The last international German gymnastics festival was held 2017 in Berlin (3. – 10. July). There was supposed to be another one in 2021, which was cancelled due to the COVID-19 pandemic. The next international German gymnastics festival will be held 2025 in Leipzig.

===German youth gymnastics===
The German youth gymnastics (Deutsche Turnerjugend (DTJ)) is the youth organisation of the DTB. The DTJ is one of the biggest youth organisations in Germany, including over 2 million members.
The guidelines the DTJ is following are:
- Conceptual work focused on content-based appliance in youth and children's gymnastics. Further, the creation of new ideas in sport and leisure activities connected to education possibilities.
- Creation of competition adapted to youth, like youth gymnastic association championships.
- Participation at the German Gymnastics Festival, EUROGYM, and the World Gymnaestrada as well as meetings of youth gymnastics regionally, nationally and even internationally. The goal of these meetings is to make participating in gymnastics more appealing for young people, while strengthening their social and interactive skills in group settings.
- Dealing with socio-political topics connected to sports and youth. On top of that, the DTJ has members representing youth in committees within the DTB and the German sports youth association.

==Quality certificates==
In 1994, the German Gymnastics Federation created the quality certificate Pluspunkt Gesundheit.DTB. This certificate was created to honor high-quality health programs. To be awarded with this certificate, certain criteria need to be met.

==Controversies==
Coach Gabriele Frehse was accused of physical and emotional abuse and abuse of power, a process which is known as the Chemnitzer Turnaffäre (gymnastic scandal of Chemnitz).

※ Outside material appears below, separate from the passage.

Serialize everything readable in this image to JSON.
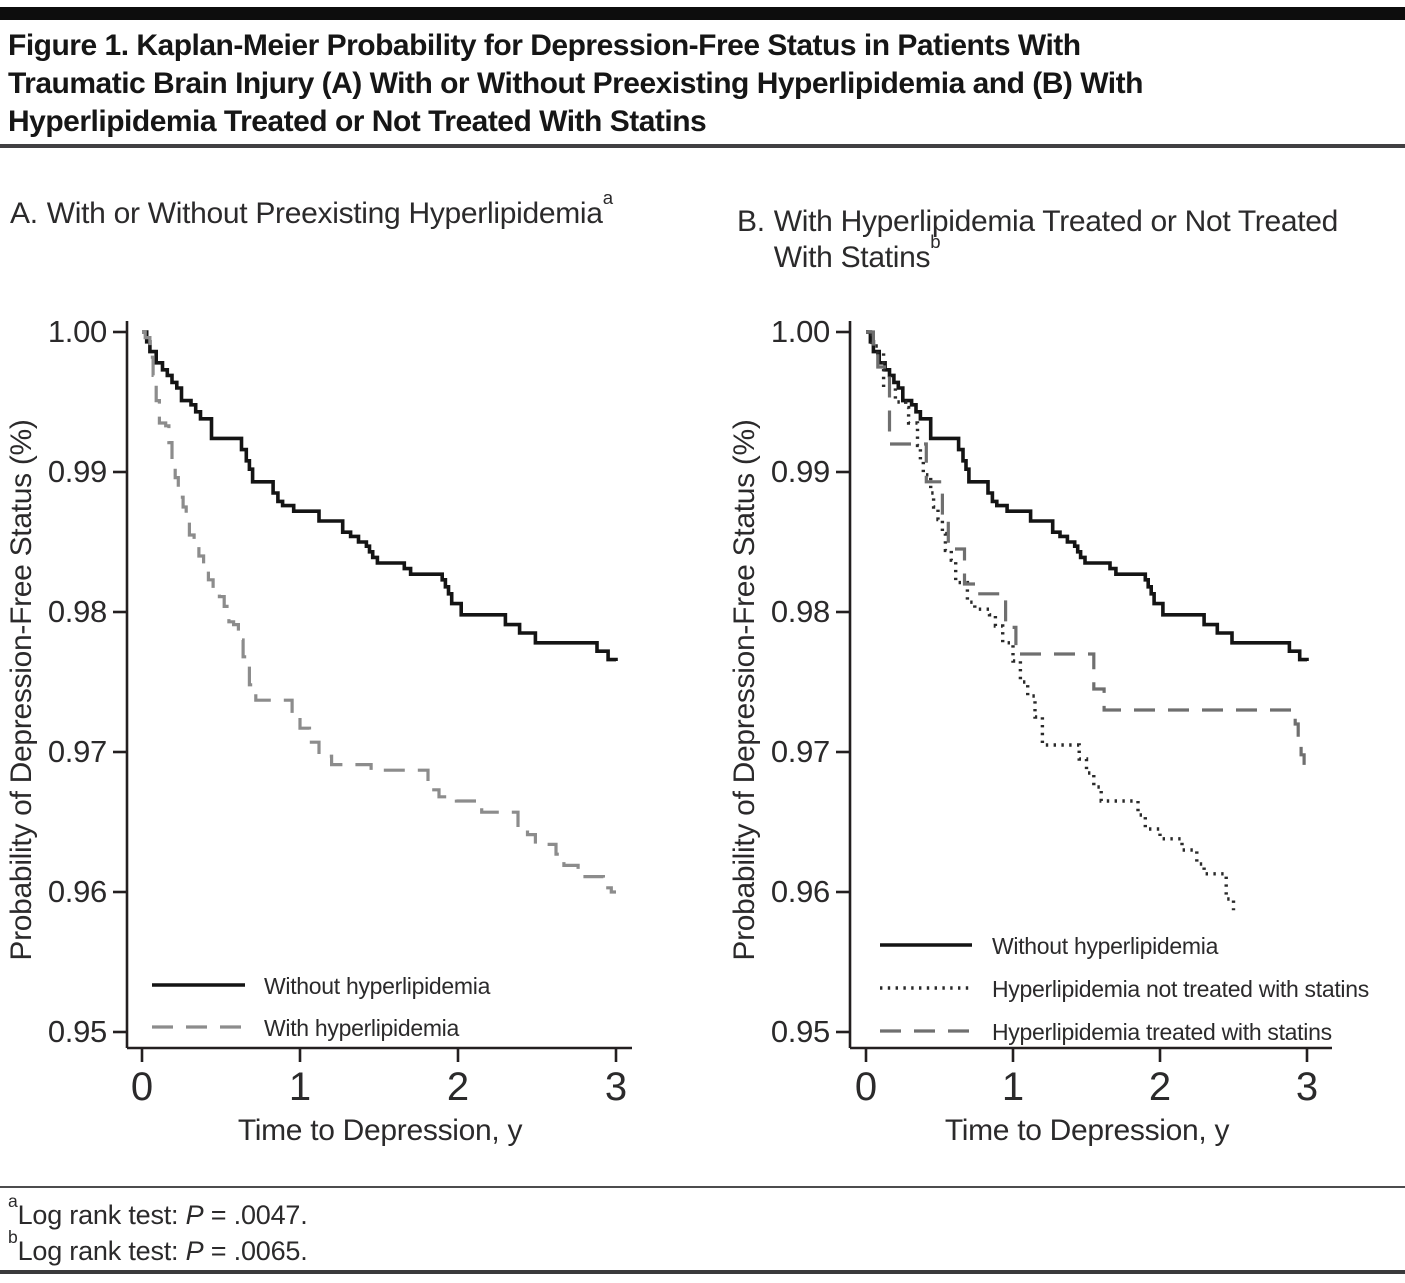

In December 2024, Tabea Alt alleged that her training environment had been physically and emotionally abusive and that she had competed on fractures during her career. She said that she had written a letter about these issues to her trainers and the president of the German Gymnastics Federation, among others, in 2021, but she felt that it had been ignored. Other gymnasts also came forward with stories of abuse, and three-time Olympian Elisabeth Seitz expressed her support for those gymnasts and called for an investigation and for changes to be made. In response to the allegations, the German Gymnastics Federation said that it would launch an investigation with external help.